Dengan cara di atas, Norsk Hydro membangun kembali sistem penting seperti perangkat lunak khusus manufaktur sekitar tiga minggu. Kemudian, membangun sistem lain, termasuk direktori pengguna perusahaan dan layanan cloud selama tiga bulan.
“Saya pikir, pertama-tama, keamanan siber dan risiko siber harus menjadi agenda strategis utama perusahaan mana pun,” kata Aasheim. “Ini semakin maju, dan serangan-serangan terjadi saat ini dan semakin rumit. Ada keseluruhan rantai nilai bisnis di luar sana dalam hal cara menyerang perusahaan.”
Ketika ditanya apakah perusahaan yakin malware sudah dihapus sepenuhnya dari jaringan IT Norsk Hydro dan menjamin tidak akan terserang ransomware lagi? “Tidak, Anda tidak bisa,” kata CIO Jo De Vleigher.
Ia menyampaikan, ransomware merupakan bisnis yang menguntungkan. "Serangan ratusan ribu per hari tidak akan berhenti dalam waktu dekat. Dengan risiko yang sangat kecil bagi hacker, sementara pembayarannya semakin besar. Ini merupakan upaya terus-menerus," ujar dia.
Pada 2020, IC3 menerima 2.474 pengaduan yang diidentifikasi sebagai ransomware dengan kerugian lebih dari US$ 29 juta. Nilai ini belum menghitung kerugian waktu, file, atau peralatan.

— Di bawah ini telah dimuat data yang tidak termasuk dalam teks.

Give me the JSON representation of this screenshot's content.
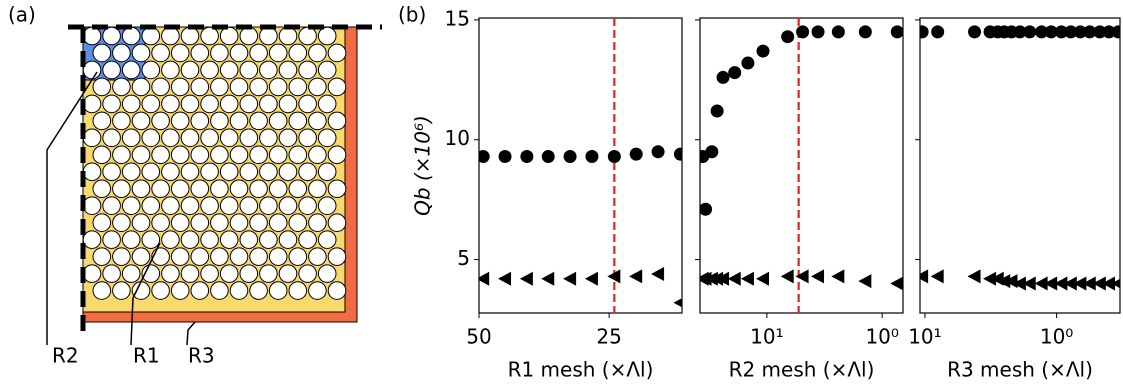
{
  "panel_a": {
    "label": "(a)",
    "regions": [
      "R2",
      "R1",
      "R3"
    ]
  },
  "panel_b_label": "(b)",
  "chart_data": [
    {
      "type": "scatter",
      "ylabel": "Qb (×10⁶)",
      "xlabel": "R1 mesh (×Λl)",
      "xscale": "linear",
      "xlim": [
        50,
        11
      ],
      "xticks": [
        50,
        25
      ],
      "ylim": [
        2.77,
        15.08
      ],
      "yticks": [
        5,
        10,
        15
      ],
      "vline": 24,
      "vline_color": "#e8201e",
      "series": [
        {
          "marker": "circle",
          "color": "#000000",
          "x": [
            49.2,
            45,
            40.8,
            36.7,
            32.5,
            28.3,
            24,
            19.8,
            15.6,
            11.3
          ],
          "values": [
            9.3,
            9.3,
            9.3,
            9.3,
            9.3,
            9.3,
            9.3,
            9.4,
            9.5,
            9.4
          ]
        },
        {
          "marker": "triangle-left",
          "color": "#000000",
          "x": [
            49.2,
            45,
            40.8,
            36.7,
            32.5,
            28.3,
            24,
            19.8,
            15.6,
            11.3
          ],
          "values": [
            4.2,
            4.2,
            4.2,
            4.2,
            4.2,
            4.2,
            4.3,
            4.3,
            4.4,
            3.2
          ]
        }
      ]
    },
    {
      "type": "scatter",
      "xlabel": "R2 mesh (×Λl)",
      "xscale": "log",
      "xlim": [
        38,
        0.66
      ],
      "xticks": [
        {
          "value": 10,
          "label": "10¹"
        },
        {
          "value": 1,
          "label": "10⁰"
        }
      ],
      "ylim": [
        2.77,
        15.08
      ],
      "vline": 5.3,
      "vline_color": "#e8201e",
      "series": [
        {
          "marker": "circle",
          "color": "#000000",
          "x": [
            36,
            34,
            30,
            27,
            24,
            19,
            14.6,
            10.8,
            6.6,
            4.9,
            3.6,
            2.4,
            1.4,
            0.74
          ],
          "values": [
            9.3,
            7.1,
            9.5,
            11.2,
            12.6,
            12.8,
            13.2,
            13.7,
            14.3,
            14.5,
            14.5,
            14.5,
            14.5,
            14.5
          ]
        },
        {
          "marker": "triangle-left",
          "color": "#000000",
          "x": [
            36,
            34,
            30,
            27,
            24,
            19,
            14.6,
            10.8,
            6.6,
            4.9,
            3.6,
            2.4,
            1.4,
            0.74
          ],
          "values": [
            4.2,
            4.2,
            4.2,
            4.2,
            4.2,
            4.2,
            4.2,
            4.2,
            4.3,
            4.3,
            4.3,
            4.3,
            4.1,
            4.0
          ]
        }
      ]
    },
    {
      "type": "scatter",
      "xlabel": "R3 mesh (×Λl)",
      "xscale": "log",
      "xlim": [
        10.9,
        0.33
      ],
      "xticks": [
        {
          "value": 10,
          "label": "10¹"
        },
        {
          "value": 1,
          "label": "10⁰"
        }
      ],
      "ylim": [
        2.77,
        15.08
      ],
      "series": [
        {
          "marker": "circle",
          "color": "#000000",
          "x": [
            10.5,
            8,
            4.2,
            3.2,
            2.8,
            2.5,
            2.2,
            1.9,
            1.6,
            1.3,
            1.1,
            0.92,
            0.78,
            0.66,
            0.56,
            0.47,
            0.4,
            0.34
          ],
          "values": [
            14.5,
            14.5,
            14.5,
            14.5,
            14.5,
            14.5,
            14.5,
            14.5,
            14.5,
            14.5,
            14.5,
            14.5,
            14.5,
            14.5,
            14.5,
            14.5,
            14.5,
            14.5
          ]
        },
        {
          "marker": "triangle-left",
          "color": "#000000",
          "x": [
            10.5,
            8,
            4.2,
            3.2,
            2.8,
            2.5,
            2.2,
            1.9,
            1.6,
            1.3,
            1.1,
            0.92,
            0.78,
            0.66,
            0.56,
            0.47,
            0.4,
            0.34
          ],
          "values": [
            4.3,
            4.3,
            4.3,
            4.2,
            4.2,
            4.1,
            4.1,
            4.0,
            4.0,
            4.0,
            4.0,
            4.0,
            4.0,
            4.0,
            4.0,
            4.0,
            4.0,
            4.0
          ]
        }
      ]
    }
  ]
}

“Satu hal yang kami pelajari adalah jika seorang peretas yang kompeten benar-benar ingin masuk ke sistem suatu perusahaan, mereka akan berhasil, apa un yang terjadi,” kata De Vleigher. “Mereka hanya perlu beruntung sekali, dan cepat atau lambat mereka mungkin akan beruntung lagi.”